Rick Boyages

Personal information
- Born: March 15, 1962 (age 63) Wakefield, Massachusetts, U.S.

Career information
- High school: Wakefield Memorial (Wakefield, Massachusetts); Northfield Mount Hermon (Northfield, Massachusetts);
- College: Bowdoin (1981–1985)
- NBA draft: 1985: undrafted

Career history

As a coach:
- 1985–1987: Babson (assistant)
- 1987–1991: Bates
- 1991–1997: Boston College (assistant)
- 1997–2000: Ohio State (associate HC)
- 2000–2003: William & Mary
- 2003–2004: Ohio State (associate HC)

= Rick Boyages =

American basketball coach (born 1962)

Richard James Boyages (born March 15, 1962) spent 12 years as Vice President for Men's Basketball for the Big Ten Conference. Working with Big Ten Commissioner James E. Delany, Boyages served as the primary administrator and conference office liaison for 31 different head coaches, multiple national television networks (CBS, ESPN, FOX, BTN), USA Basketball, and the NCAA during his tenure with the Big Ten. He also was involved with the Big Ten Conference Men’s Basketball Tournament and Executive Director of the Collegiate Officiating Consortium, LLC, an organization with oversight of NCAA Division I officiating for 65 institutions in 22 states including the Big Ten, Mid-American Conference, Summit League, Horizon League, Metro Atlantic Athletic Conference and America East Conference.

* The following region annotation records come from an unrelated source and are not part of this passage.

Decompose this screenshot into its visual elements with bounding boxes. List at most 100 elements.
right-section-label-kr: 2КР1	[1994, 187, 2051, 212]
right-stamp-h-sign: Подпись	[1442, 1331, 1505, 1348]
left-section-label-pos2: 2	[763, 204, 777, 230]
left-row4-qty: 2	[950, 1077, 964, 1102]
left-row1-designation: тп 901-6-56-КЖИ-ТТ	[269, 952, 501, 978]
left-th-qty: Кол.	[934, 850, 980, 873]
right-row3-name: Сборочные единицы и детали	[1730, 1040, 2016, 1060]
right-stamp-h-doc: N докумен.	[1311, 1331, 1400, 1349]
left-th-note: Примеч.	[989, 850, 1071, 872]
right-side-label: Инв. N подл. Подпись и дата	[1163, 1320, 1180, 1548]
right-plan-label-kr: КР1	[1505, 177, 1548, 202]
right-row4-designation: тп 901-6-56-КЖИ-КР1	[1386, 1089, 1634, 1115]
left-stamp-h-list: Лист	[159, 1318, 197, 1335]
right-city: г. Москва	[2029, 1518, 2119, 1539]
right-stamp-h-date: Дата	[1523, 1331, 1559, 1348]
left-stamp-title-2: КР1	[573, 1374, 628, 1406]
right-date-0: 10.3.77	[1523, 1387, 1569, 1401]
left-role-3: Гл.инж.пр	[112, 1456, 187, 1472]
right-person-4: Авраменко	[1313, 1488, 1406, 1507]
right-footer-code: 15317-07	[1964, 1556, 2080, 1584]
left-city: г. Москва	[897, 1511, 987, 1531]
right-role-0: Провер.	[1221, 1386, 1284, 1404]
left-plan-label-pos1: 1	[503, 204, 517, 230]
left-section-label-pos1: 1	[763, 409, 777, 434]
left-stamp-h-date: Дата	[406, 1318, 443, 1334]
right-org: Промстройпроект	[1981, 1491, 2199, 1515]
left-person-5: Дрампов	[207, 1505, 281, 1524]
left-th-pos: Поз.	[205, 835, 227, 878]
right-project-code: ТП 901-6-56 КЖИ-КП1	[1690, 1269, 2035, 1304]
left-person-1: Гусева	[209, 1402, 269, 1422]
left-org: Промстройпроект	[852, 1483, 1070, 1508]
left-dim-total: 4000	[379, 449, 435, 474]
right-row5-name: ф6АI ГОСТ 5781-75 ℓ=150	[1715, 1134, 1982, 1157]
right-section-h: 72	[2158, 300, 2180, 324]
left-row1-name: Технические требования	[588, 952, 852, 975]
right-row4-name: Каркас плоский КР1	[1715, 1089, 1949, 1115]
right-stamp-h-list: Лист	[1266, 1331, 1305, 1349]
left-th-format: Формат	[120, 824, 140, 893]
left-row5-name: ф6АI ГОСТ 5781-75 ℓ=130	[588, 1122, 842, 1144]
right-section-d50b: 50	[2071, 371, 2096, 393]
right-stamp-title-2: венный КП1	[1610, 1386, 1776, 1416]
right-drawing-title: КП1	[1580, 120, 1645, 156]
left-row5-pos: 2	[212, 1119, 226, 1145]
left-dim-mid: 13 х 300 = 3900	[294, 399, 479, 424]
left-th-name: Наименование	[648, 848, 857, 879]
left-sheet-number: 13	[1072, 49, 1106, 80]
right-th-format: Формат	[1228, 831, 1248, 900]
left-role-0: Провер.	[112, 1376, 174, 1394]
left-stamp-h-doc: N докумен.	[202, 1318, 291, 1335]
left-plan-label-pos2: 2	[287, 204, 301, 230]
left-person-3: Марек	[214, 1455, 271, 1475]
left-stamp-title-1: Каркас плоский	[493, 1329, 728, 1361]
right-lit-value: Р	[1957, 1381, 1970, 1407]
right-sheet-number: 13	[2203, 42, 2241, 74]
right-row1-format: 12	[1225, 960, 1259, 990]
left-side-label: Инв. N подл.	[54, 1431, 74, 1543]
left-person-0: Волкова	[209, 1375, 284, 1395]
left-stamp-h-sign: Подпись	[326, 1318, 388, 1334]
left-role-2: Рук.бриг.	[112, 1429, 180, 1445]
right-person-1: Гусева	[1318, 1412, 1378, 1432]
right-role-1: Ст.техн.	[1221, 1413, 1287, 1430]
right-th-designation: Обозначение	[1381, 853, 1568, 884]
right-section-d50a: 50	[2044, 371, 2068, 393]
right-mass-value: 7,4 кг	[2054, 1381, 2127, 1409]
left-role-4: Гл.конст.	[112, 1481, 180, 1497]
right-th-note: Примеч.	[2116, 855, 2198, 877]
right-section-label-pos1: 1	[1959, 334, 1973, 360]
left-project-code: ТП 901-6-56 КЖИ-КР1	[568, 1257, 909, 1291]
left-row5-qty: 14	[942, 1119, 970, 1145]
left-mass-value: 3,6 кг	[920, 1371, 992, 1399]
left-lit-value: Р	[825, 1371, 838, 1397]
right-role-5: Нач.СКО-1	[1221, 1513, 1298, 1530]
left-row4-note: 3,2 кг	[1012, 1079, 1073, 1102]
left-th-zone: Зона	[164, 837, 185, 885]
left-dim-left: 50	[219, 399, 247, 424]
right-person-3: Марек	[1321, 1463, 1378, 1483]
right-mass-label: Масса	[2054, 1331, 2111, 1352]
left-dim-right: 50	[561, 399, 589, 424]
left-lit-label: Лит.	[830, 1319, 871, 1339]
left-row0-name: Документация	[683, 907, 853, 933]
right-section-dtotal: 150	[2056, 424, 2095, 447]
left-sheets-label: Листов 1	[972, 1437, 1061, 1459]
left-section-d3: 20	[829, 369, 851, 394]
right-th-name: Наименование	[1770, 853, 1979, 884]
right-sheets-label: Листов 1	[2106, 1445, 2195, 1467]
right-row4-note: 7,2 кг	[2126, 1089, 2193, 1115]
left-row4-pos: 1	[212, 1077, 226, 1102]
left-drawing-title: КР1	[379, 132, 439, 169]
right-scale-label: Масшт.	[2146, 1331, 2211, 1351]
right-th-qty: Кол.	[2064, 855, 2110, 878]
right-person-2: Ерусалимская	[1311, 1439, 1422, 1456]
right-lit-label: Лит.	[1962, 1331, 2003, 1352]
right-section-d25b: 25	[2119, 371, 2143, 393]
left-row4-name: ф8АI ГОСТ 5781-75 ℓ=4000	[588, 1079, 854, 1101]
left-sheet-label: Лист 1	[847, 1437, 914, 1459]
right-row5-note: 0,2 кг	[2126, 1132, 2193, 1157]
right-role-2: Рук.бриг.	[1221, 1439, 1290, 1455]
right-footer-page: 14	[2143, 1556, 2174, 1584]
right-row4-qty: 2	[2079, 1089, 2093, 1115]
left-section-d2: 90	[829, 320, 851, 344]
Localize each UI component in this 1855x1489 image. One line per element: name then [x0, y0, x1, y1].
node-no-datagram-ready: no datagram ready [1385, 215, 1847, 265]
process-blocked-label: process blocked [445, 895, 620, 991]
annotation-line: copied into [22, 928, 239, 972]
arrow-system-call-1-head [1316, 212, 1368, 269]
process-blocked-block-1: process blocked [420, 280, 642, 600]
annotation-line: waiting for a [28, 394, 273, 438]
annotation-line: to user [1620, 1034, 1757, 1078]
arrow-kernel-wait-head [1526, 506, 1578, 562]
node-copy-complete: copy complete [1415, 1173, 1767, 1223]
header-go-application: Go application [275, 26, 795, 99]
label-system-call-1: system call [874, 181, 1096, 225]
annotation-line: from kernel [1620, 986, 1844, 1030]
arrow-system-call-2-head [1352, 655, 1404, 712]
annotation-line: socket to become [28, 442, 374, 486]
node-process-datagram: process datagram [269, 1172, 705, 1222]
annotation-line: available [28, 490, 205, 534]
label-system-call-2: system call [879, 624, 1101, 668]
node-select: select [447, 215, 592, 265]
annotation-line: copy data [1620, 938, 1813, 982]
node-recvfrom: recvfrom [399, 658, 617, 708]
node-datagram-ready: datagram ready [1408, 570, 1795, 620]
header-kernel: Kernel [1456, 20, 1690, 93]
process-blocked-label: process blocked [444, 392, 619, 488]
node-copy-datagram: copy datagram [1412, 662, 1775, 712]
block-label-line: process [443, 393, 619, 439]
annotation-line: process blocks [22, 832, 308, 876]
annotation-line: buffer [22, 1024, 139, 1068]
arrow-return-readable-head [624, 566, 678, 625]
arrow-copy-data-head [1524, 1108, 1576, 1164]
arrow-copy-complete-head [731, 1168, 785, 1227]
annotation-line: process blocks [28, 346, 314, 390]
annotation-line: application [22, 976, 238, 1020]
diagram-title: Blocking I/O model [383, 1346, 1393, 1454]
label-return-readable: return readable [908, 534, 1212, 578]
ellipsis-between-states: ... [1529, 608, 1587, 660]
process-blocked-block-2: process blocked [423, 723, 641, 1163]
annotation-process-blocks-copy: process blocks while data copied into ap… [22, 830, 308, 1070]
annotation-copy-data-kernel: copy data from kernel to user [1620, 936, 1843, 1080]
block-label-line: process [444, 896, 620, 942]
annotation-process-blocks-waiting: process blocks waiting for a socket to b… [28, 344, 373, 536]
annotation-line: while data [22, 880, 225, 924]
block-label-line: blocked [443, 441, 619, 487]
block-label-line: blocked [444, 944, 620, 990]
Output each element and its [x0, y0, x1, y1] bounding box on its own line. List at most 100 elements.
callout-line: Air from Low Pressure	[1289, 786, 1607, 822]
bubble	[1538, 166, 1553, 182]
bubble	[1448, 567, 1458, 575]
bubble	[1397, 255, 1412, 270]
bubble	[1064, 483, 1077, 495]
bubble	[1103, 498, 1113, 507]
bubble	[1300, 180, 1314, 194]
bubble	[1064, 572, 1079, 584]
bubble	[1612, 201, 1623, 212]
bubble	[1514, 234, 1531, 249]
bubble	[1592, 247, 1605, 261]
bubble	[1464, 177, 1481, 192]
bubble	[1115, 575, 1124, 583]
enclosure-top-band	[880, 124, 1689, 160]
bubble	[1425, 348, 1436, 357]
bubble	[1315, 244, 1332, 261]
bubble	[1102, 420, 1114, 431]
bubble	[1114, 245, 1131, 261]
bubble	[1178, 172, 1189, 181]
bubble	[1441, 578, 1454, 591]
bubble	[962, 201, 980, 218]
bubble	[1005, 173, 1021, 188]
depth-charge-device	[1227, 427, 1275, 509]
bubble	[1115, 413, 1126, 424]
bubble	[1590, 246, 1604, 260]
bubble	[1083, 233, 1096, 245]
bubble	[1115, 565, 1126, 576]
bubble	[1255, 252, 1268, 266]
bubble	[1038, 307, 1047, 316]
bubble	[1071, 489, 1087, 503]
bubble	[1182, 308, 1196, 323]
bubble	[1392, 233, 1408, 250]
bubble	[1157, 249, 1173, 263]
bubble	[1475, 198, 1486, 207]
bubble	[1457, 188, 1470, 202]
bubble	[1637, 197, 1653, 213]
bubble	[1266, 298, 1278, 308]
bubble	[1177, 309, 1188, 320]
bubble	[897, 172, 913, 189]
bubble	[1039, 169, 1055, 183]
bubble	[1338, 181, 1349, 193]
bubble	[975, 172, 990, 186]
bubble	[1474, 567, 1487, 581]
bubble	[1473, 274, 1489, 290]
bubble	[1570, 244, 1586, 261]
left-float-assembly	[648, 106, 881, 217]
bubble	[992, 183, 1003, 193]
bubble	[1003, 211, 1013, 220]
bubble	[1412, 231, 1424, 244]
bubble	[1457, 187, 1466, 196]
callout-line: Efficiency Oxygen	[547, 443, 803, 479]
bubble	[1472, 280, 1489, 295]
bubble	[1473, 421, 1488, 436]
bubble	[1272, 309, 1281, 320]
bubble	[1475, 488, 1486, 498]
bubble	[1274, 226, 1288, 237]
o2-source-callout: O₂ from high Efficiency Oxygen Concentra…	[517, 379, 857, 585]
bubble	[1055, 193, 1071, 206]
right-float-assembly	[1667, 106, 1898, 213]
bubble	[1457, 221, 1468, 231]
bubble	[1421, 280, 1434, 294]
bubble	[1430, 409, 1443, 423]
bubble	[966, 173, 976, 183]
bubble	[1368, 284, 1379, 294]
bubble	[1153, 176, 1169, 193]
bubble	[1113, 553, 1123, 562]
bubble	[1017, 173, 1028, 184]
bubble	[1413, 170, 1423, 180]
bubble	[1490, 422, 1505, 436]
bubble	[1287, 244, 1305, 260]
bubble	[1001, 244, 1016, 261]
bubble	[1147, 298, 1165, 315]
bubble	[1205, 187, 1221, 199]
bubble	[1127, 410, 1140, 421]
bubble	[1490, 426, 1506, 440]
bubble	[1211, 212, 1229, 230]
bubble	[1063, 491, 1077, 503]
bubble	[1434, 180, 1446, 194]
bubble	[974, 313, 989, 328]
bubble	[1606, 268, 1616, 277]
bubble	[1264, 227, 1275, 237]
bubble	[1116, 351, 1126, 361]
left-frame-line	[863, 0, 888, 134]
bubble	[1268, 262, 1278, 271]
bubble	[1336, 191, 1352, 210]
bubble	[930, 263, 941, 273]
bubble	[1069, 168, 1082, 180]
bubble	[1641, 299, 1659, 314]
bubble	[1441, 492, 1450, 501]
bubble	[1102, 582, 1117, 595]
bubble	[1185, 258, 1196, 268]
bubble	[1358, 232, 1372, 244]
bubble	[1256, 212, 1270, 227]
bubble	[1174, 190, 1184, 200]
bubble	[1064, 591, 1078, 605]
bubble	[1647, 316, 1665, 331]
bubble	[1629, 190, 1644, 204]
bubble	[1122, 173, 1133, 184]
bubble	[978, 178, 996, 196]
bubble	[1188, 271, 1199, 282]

Prior to this, Boyages was Associate Commissioner for the Mid-American Conference (MAC), which he joined in 2005 after stints as Special Assistant to the Athletic Director at Ohio State University in its 2004–05 academic year, and as Head Men’s Basketball Coach for the William & Mary Tribe men's basketball team from 2000 to 2003. He compiled a 33–52 overall record (21–31 in the CAA) during his three seasons as William & Mary's coach.

Boyages started his coaching career at Bates College in Lewiston, Maine, where he coached for four seasons. In 1987, he became Bates' Head Men’s Basketball Coach at age 25, becoming the nation's youngest collegiate head coach. His NCAA Division I coaching career began with Boston College in 1991, following his years at Bates. He also spent two separate stints as the Associate Head Coach for the Ohio State Men’s Basketball (1998–2000 and 2003–2004). Boyages coached in five NCAA Tournaments including an Elite Eight appearance with Boston College in 1994, and a Final Four with Ohio State University in 1999.

A native of Wakefield, Massachusetts, Boyages is a 1985 graduate of Bowdoin College in Brunswick, Maine, where he was a studio art major and a basketball team captain. At his graduation, he received the college's Andrew Allison Haldane Cup for outstanding leadership and character. He earned a master's degree in education from Boston University. Boyages has also coached with international Basketball Federations in Czechia, Greece and Burundi. He was inducted into the New England Basketball Hall of Fame in Glastonbury, Connecticut, in 2009.